A parent handbook is the best way to share your business practices with your daycare parents.  It introduces your child care program to your clients, and lets them know what to expect from your home daycare.  Keep reading for insider tips on making a daycare handbook!

 

How to Make a Home Daycare Handbook

Starting from Scratch

Since my template for my daycare parent handbook came from a mentor, I don’t have the rights to share it with you.  So I’ll do my best to let you know what it includes and how to format it so you can make your own!

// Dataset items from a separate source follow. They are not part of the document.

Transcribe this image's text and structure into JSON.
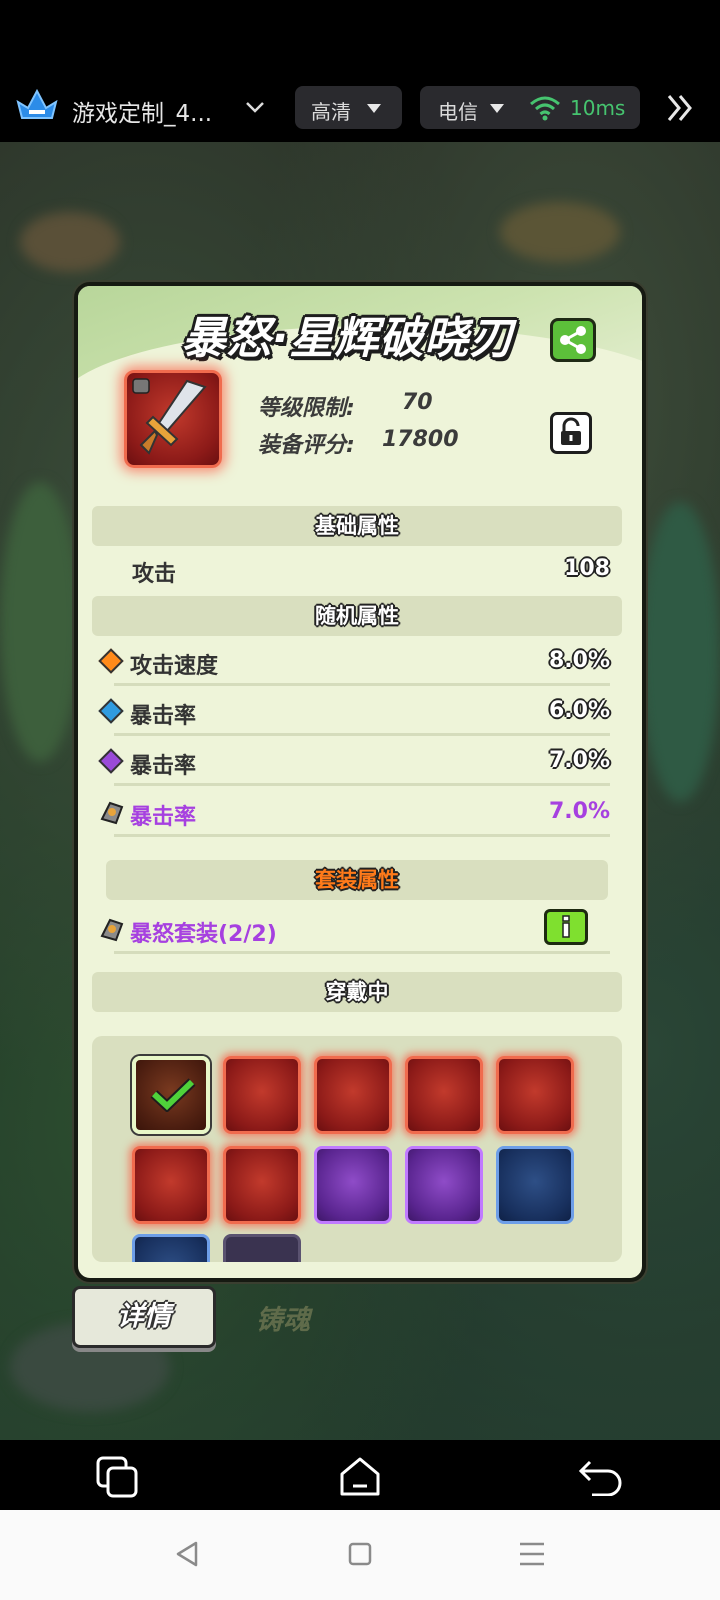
{
  "topbar": {
    "game_name": "游戏定制_4...",
    "quality": "高清",
    "network": "电信",
    "ping": "10ms"
  },
  "panel": {
    "title": "暴怒·星辉破晓刃",
    "level_limit_label": "等级限制:",
    "level_limit_value": "70",
    "score_label": "装备评分:",
    "score_value": "17800"
  },
  "sections": {
    "basic": "基础属性",
    "random": "随机属性",
    "set": "套装属性",
    "wearing": "穿戴中"
  },
  "basic_attrs": [
    {
      "name": "攻击",
      "value": "108"
    }
  ],
  "random_attrs": [
    {
      "name": "攻击速度",
      "value": "8.0%",
      "gem": "orange-gem-icon",
      "color": "#ff8a1a"
    },
    {
      "name": "暴击率",
      "value": "6.0%",
      "gem": "blue-gem-icon",
      "color": "#2f9be0"
    },
    {
      "name": "暴击率",
      "value": "7.0%",
      "gem": "purple-gem-icon",
      "color": "#9a4ad8"
    },
    {
      "name": "暴击率",
      "value": "7.0%",
      "gem": "set-rune-icon",
      "color": "#a640e0"
    }
  ],
  "set_attr": {
    "name": "暴怒套装(2/2)"
  },
  "tabs": {
    "detail": "详情",
    "soul": "铸魂"
  },
  "colors": {
    "panel_bg": "#eef4d9",
    "section_bg": "#d9dfbf",
    "ping_green": "#46c46f",
    "set_purple": "#a640e0"
  }
}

If you want to learn more about what specific policies to put in your handbook, read this post.

Welcome Letter

Start a new Microsoft Word document.  Make the front page of your handbook a short, warm welcome letter to your program.

Here’s mine:

Dear Family,

As someone who know what it is like to be a working parent, I understand the stress related to choosing and using a daycare provider in an extremely personal way. I feel that my personal experiences allow me insight into your daily needs as a client. I run my business from my home because Family Child Care is an incredibly personal and emotional occupation – and I love this aspect of it! It allows me to get closer to my children and cater to my families’ needs and desires.

Thank you for choosing Aunt Shannon’s Daycare. I look forward to providing your child with a caring and enriching environment, and welcoming them into my family!

Sincerely,

Shannon

About Me

Next, write an “About Me” section.  Write the same way you would talk to a parent – it doesn’t have to be formal and third person.  Some things you can include here:

  • Mission statement
  • Hours
  • Fees
  • Certification
  • Qualifications
  • Closed Days
  • Daily Schedule

Make each of these topics a heading with a short paragraph explaining underneath.

Communication and Working Together

Write up a paragraph explaining how you will communicate with your daycare parents and include them in your program.  For example:

  • Text Messages
  • Daily Notes Home
  • Bulletin Boards
  • Facebook Group
  • Participation in daycare activities and events

Read more about communicating with daycare parents here.

Learning at Daycare

Write at least one paragraph here explaining how you will teach your daycare kids.  Will you make lesson plans for a preschool program?  Will you teach non-formally through daily interactions with your kids?  Did you purchase a curriculum to use?  Let the parents know what to expect from you.

Discipline

What is your behavior policy?  Put a plan in place for kids whose behavior gets out of hand and stick to it.  Write your specific course of action, such as time out, talking to mom and dad about it, and how many instances could lead to immediate termination.

Fees

Write down everything you can think of here that you’ll need to cover your butt financially.  If you have a policy about minimum days a week, late payment fees, late pick up fees, etc. put it all here.

Read more about which specific policies you need here.

Meals

Are you providing meals or are parents required to pack them?  If you’re providing meals, what times are they and what are you serving?

Read here to find out why I suggest providing meals for your daycare kids.

Personal Belongings

What items are parents required to send?  Spare clothes or items for nap time?  Where will these things be kept?  What things are not allowed to be sent?  Are toys and food from home okay?  Explain it all here.

Health

Your state probably requires a health certification and copies of immunizations.  You probably want a policy that doesn’t allow sick kids or kids with lice to remain in care.  Spell it all out for the parents here so they know what to expect.

Emergencies

Parents should always receive a copy of your emergency plan.  Your local municipality or state education program may be able to help you with this.

Additional Info

I have a final section in my handbook where I disclose to parent that we have weapons in our home.  As per state regulation, these are kept in locked storage, separate from the ammunition.

I also let parents know here that I am a Christian, and that I teach the Bible and pray before meals in my daycare.

As you think of more situations that could become an issue for you, add it to your handbook!  This is a business.  Putting something in writing allows you to stand your ground when a disagreement occurs and run your business effectively.